The IDA should change its successful strategy in attracting foreign investment to highlight how Ireland is embracing climate actions, and providing opportunities for those wishing to decarbonise, an EPA conference has been told.
That was the verdict of the climate advocate, Dr Edward Cameron, a Dubliner based in the US who has advised governments on how best to respond to climate disruption – and previously worked for the World Resource Institute.
The IDA approach was one of the greatest success stories of his lifetime, he said at the conference, the theme of which was Ireland becoming a climate leader.
The compelling mix – a young, capable English-speaking workforce; low corporation tax and access to the EU single market – had worked. The tagline in attracting international investment would, however, have to change form “at the heart of Europe” to “at the heart the new climate economy” if that success was to continue backed by being a genuine green economy, he said.
In addition, public procurement would need to change from taking the lowest cost option, to accepting the lowest carbon option, Mr Cameron said.
Planning and zoning issues had to be addressed as the decision by Apple to move investment from Athenry to Copenhagen indicated companies who cannot access renewable energy from the grid or cannot build their own on-site renewable power source "will pick up and go elsewhere".
Globally, the focus needed to shift beyond talk of “climate apocalypse” though there was only limited time to address the issue. It was all solvable with technological and financial innovations.
“The real tragedy of climate change is that it undermines human rights; people’s right to food, health and life – and that it disproportionately affects the marginalised and the vulnerable,” he added.

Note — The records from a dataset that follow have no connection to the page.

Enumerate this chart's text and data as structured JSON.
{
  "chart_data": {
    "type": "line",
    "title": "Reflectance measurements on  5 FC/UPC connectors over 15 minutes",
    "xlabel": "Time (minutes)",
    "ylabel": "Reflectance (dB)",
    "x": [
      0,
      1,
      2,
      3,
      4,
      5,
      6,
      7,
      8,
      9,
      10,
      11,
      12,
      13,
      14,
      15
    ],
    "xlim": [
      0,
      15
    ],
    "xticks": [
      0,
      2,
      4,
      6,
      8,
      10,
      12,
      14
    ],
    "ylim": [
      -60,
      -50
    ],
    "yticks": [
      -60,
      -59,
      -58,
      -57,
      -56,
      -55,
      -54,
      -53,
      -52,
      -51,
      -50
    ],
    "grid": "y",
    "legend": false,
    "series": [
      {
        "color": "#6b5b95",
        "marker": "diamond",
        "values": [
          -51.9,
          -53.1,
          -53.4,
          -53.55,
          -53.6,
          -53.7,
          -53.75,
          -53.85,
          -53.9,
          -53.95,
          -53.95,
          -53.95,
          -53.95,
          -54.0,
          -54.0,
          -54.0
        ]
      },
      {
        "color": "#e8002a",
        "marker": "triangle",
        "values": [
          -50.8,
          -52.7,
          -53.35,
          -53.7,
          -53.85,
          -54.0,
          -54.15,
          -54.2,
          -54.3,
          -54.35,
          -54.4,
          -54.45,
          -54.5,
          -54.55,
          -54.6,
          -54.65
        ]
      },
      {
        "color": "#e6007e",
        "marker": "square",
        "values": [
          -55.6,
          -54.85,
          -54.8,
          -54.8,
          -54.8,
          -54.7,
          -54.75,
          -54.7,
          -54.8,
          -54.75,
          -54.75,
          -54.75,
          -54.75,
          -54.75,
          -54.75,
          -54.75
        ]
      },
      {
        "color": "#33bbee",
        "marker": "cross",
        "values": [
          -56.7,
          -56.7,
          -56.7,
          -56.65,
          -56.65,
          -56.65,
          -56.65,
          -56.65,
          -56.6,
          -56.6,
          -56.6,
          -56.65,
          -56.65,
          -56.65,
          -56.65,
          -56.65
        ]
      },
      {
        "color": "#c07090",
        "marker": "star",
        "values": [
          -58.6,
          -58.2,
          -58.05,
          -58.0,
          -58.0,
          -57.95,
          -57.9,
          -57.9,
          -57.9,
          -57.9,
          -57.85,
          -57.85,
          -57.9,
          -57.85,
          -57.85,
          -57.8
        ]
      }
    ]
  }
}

Others were seizing opportunities in "the new climate economy". China, he noted, had committed to have 20 per cent of its energy needs from renewables by 2020, equivalent to all the energy consumed in the US over a five-year period. This was part of move that would see it become "the clean energy superpower of the 21st century".
Minister for Climate Action Richard Bruton said the declaration of a national climate emergency by unanimous Dáil vote was more than symbolic, and signalled politicians wanted to take a leadership role.
The vote was “not giving an individual super powers in war time” but it was recognition Ireland was 95 per cent off target on its commitments, which was not acceptable for a wealthy country.
He said there was a risk of divisions opening up during move to a decarbonised Ireland. Sectors should not be set against one another, while fairness was essential for a just transition.
In that difficult mix would be climate deniers; "many purveyors of magic bullets that simply don't work", and those who say "let big oil pay" when people needed to be weaned off fossils fuels or "let China or India pay" – a view he heard expressed in surprising quarters.
Mr Bruton confirmed Ireland would only reduce its emissions by 1 per cent in 2020, when it had promised to achieve a 20 per cent reduction. This would result in having to buy compliance of up to €150 million in 2020 – “buying out our failure” – with a risk those fines could escalate dramatically in following years.
The Minister for Finance would shortly begin consultation on increasing carbon tax in the 2020 Budget and on how those revenues should be used. The tax was likely to ultimately reach €265 per tonne of CO2 by 2050, Mr Bruton added, which would concentrate minds in switching away from fossil fuels.
The Government's climate plan due to be published shortly would include sectoral targets and set out pathways to reduce Ireland carbon footprint in the least burdensome and least costly way. It would be driven by the Department of the Taoiseach and be subject to yearly reviews, he confirmed.